Dock Ellis—pitcher who threw a no-hitter while on LSD. This is a terrible thing to have on your figurative tombstone, especially for an intelligent and outspoken man who had a good career outside of his no-hitter, then went on to do a lot of things with his life after sports. However, this sort of mythology is why baseball is my favorite sport. It’s ludicrous to think that a football player would play a game on acid. There’s no way he could compete, and the kind of people who would drop acid don’t generally play football. Maybe a basketball player would, but I can’t see them playing well. For whatever reason, baseball is somewhat more tolerant of characters, whether they’re eccentrics or crusaders or just guys who would take the mound while higher than a kite.
George Macdonald Fraser—author of the Flashman series of novels. These concern Harry Flashman, Victorian cavalryman, unwilling adventurer, womanizer, coward and cad, who manages to end up at many of the pivotal historical events of the 19th century. Fraser was a meticulous researcher, and he could spin a story.

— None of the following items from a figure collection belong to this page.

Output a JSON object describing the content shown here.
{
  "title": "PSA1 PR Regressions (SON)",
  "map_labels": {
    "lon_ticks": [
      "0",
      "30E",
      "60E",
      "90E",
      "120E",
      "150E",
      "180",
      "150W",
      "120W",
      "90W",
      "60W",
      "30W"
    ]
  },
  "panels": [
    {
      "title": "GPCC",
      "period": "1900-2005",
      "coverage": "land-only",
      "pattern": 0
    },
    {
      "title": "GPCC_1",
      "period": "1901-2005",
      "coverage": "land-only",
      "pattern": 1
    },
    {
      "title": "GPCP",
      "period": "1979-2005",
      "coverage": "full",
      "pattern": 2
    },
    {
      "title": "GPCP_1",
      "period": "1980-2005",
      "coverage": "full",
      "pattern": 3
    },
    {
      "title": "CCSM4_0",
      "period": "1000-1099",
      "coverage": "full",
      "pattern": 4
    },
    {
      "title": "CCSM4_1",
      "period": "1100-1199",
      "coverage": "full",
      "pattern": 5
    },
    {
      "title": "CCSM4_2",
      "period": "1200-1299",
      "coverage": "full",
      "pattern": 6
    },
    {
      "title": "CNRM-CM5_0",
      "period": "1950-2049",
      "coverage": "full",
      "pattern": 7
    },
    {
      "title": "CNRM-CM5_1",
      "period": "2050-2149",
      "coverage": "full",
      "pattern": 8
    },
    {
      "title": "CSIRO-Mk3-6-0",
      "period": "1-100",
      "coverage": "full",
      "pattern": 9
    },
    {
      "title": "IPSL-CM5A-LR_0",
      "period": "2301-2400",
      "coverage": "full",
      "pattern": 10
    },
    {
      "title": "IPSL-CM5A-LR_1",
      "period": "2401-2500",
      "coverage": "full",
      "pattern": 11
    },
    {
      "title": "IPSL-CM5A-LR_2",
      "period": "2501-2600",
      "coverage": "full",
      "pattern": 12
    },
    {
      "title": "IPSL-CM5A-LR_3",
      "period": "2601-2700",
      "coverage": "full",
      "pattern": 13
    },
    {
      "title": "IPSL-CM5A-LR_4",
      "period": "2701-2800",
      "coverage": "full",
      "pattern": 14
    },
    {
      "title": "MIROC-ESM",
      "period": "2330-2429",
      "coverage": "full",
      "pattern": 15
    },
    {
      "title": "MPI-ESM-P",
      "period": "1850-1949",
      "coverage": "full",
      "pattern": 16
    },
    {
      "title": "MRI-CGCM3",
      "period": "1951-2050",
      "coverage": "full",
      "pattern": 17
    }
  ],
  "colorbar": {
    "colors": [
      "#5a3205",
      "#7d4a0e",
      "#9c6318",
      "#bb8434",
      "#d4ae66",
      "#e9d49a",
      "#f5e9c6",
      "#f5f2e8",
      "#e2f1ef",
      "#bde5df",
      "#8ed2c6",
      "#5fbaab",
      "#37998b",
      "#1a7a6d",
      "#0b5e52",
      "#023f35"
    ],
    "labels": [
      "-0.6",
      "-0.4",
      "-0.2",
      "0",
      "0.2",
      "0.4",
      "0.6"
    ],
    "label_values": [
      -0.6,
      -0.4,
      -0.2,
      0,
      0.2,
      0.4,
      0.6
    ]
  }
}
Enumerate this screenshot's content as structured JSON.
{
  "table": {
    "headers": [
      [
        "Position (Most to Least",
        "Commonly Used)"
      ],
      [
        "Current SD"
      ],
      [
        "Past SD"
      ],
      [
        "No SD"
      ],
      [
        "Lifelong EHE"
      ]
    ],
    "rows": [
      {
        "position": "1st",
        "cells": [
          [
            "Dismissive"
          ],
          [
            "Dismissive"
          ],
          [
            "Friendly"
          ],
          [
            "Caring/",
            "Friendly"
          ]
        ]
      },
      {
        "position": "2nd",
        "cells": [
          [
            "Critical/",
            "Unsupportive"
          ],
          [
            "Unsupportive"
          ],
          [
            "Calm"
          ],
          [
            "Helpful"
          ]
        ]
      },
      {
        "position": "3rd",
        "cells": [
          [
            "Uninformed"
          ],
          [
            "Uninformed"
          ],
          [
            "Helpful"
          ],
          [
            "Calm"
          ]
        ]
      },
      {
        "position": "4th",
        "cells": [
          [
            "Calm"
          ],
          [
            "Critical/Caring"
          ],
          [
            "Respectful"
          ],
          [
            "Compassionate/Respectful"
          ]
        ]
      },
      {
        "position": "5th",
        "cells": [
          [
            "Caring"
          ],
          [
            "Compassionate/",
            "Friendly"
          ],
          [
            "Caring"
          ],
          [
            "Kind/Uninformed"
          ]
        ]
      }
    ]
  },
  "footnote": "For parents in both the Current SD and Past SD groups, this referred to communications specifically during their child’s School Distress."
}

Gary Gygax—inventor and popularizer of Dungeons and Dragons and role-playing games in general (with apologies to Dave Arneson and others). I cannot calculate how much of my youth was spent playing RPGs, either D&D or any of a plethora of other games. Those games passed many hours and introduced me to a lot of my friends, and their worldview shaped my personality. I still reflexively try to explain systems by breaking them into simple rules that can be simulated with random numbers, which has even proven useful at my day job. I also still consider what sort of monsters might live in any sort of hidden space, which is less useful.
Rudy Ray Moore—comedian who recorded raunchy party records that were a huge influence on rap, and movie maker who wrote, directed and starred in Dolemite, one of the seminal blaxploitation movies. It’s hard to explain why Dolemite is so great—the plot is iffy, the acting is bad, and the movie is essentially a showcase for Moore to strut around, mack on women, do bad karate, and act like a bad-ass. Which he does, and it’s glorious.
(Many other people died in 2008. Some of them were more noteworthy to the average person, and each and every one of them was probably noteworthy to someone. The people I mention here were noteworthy to me.)